A Polícia Federal vai iniciar investigações no Grupo Itapemirim buscando esclarecimentos sobre a interrupção de voos da empresa do grupo de transportes na última semana. A suspensão de voos da ITA deixou milhares de passageiros sem ter como voltar para casa na semana do Natal.

A investigação terá dois focos, uma voltada para toda a forma que as operações da Itapemirim foram realizadas na comercialização de voos pelo país que deixou milhares de passageiros sem voar neste fim de ano. O outro foco estará sobre os negócios estabelecidos pelo dono da empresa, o empresário Sidnei Piva, no ramo de criptomoedas.

A investigação no ramo de criptomoedas criada pela Itapemirim em meados deste ano, visa esclarecer as acusações de investidores contra Sidnei Piva.
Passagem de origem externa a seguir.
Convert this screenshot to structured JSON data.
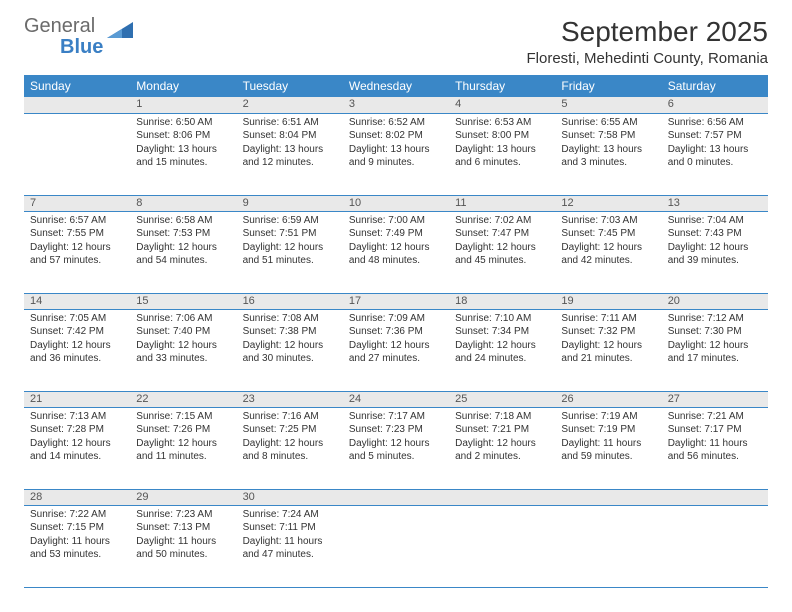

Os investigadores alegam que o dono da Itapemirim não devolveu R$ 400 mil investidos no negócio e também não permitiu mais o acesso na plataforma Extrading, que mostra toda a movimentação da moeda como formas de resgate e destino do dinheiro.

A Polícia Federal iniciou investigações sobre supostas práticas de crimes como evasão de divisas, sonegação fiscal, lavagem de dinheiro e crime contra a economia popular na Itapemirim.

O braço de transportes aéreos do grupo suspendeu suas operações na última sexta-feira (17) no final do dia, deixando milhares de passageiros presos em Aeroportos de todo o país. 

A própria companhia aérea comunicou para a imprensa e em suas mídias oficiais a suspensão da operação de voos, cancelando tudo temporariamente e sem previsão de retorno.

De acordo com a companhia, a decisão foi tomada por necessidade de ajustes operacionais. Por enquanto não há uma previsão de retomada dos voos da ITA.

A companhia está com seu Certificado de Operador Aéreo(COA) suspenso desde a sexta (17) pela ANAC. De sexta-feira (17/12) ao domingo (19/12), cerca de 430 passageiros da empresa foram reacomodados em voos de empresas congêneres. Aproximadamente sete mil passageiros também estão em processo de reembolso.